Don’t see uploaded images – 404ing and uploads tar.gz does not show them

(Jane Jojo) #1

This issue was originally posted for a different issue

and while exploring I downloaded the backups, both from s3 and from local to find out that both “1x” and “optimized” folders don’t have all the images uploaded to the forum. Scares me. Here’s the screenshot of the folder and I know for sure there are a ton more images that were uploaded.

Any idea why I am missing them? What can I do to recover?


As I am digging more into the issue, I realized that almost all of my post images are showing, 404s. Here’s another example of a post with images uploaded 19 days back:

Edit II:

I version all my bucket according to this guideline:

Access denied errors from Amazon S3
Find all posts and replies that have images inserted/attached
(Rishabh Nambiar) #2

Did you try this step? It might help recover archived items (not expired ones).

After the Glacier expiry date, AWS will permanently delete your files.
The kind of versioning policy you followed makes a lot of sense for backups but not for images.

Did you apply this policy very recently?

(Jane Jojo) #3

I set this policy many 4-5 months back. The surprising part is, the images aren’t there even in the local backup tar.gz (the one before its uploaded).

I have made a video of the versioning policy

Did I screw up? Is there a way to recover these images?

Also, when I checked the s3 folders to initiate the restore, I couldn’t find the files

(Rishabh Nambiar) #4

Which is close to the 15 day backup + 90 day expiry. I think that you have probably deleted those images.

In the video, you can see that some files are marked as Glacier class storage. You can select all and initiate a restore so the few images that have not expired yet can be moved back to S3.
The images that have crossed the 90-day expiry cannot be restored :sweat:

I’m not sure about this, I will check but maybe another team member can help.

(Jane Jojo) #5

Thanks so much.

What do I add here for the number of days?

(Rishabh Nambiar) #6

For now you could set it to anything but remember that this restoration is only temporary.
After this time period, the restored data will be moved back to Glacier again.

One of these solutions can help:

Maybe you could restore the data, download all of the data that’s left and then re-upload to S3 after removing the expiration policies.
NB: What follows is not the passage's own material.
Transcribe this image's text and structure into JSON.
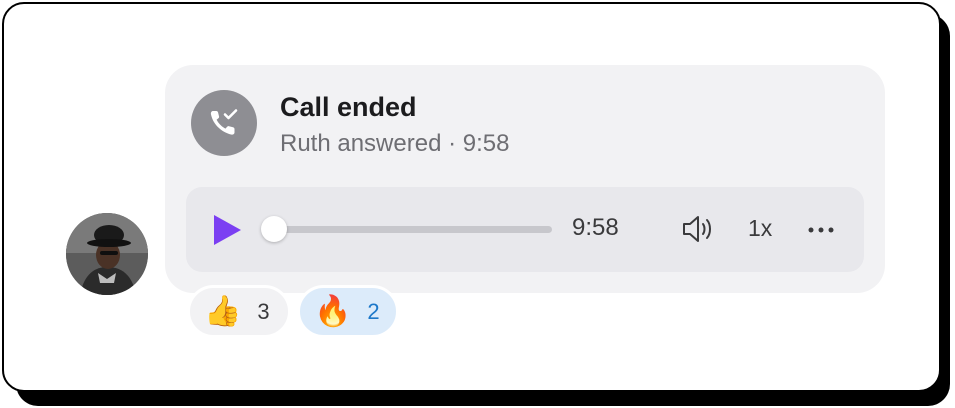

I’m not 100% sure if this will work but the file names and folder structure must not change.
@zogstrip Will this work?

(Régis Hanol) #7

That will work as long as the associated Upload and PostUpload records are present in the database.

Also, since uploads are stored externally (ie. on S3), they aren’t backed up via the Discourse backup feature since that would mean downloading all the files from S3 before taking the backup. That would often result in a full disk…

(Jane Jojo) #8

@zogstripm @rishabhn How can I check if I can salvage the images on my machine/VM/docker (if there are any)?

(Régis Hanol) #9

The uploaded images should be in /var/www/discourse/public/uploads/default/.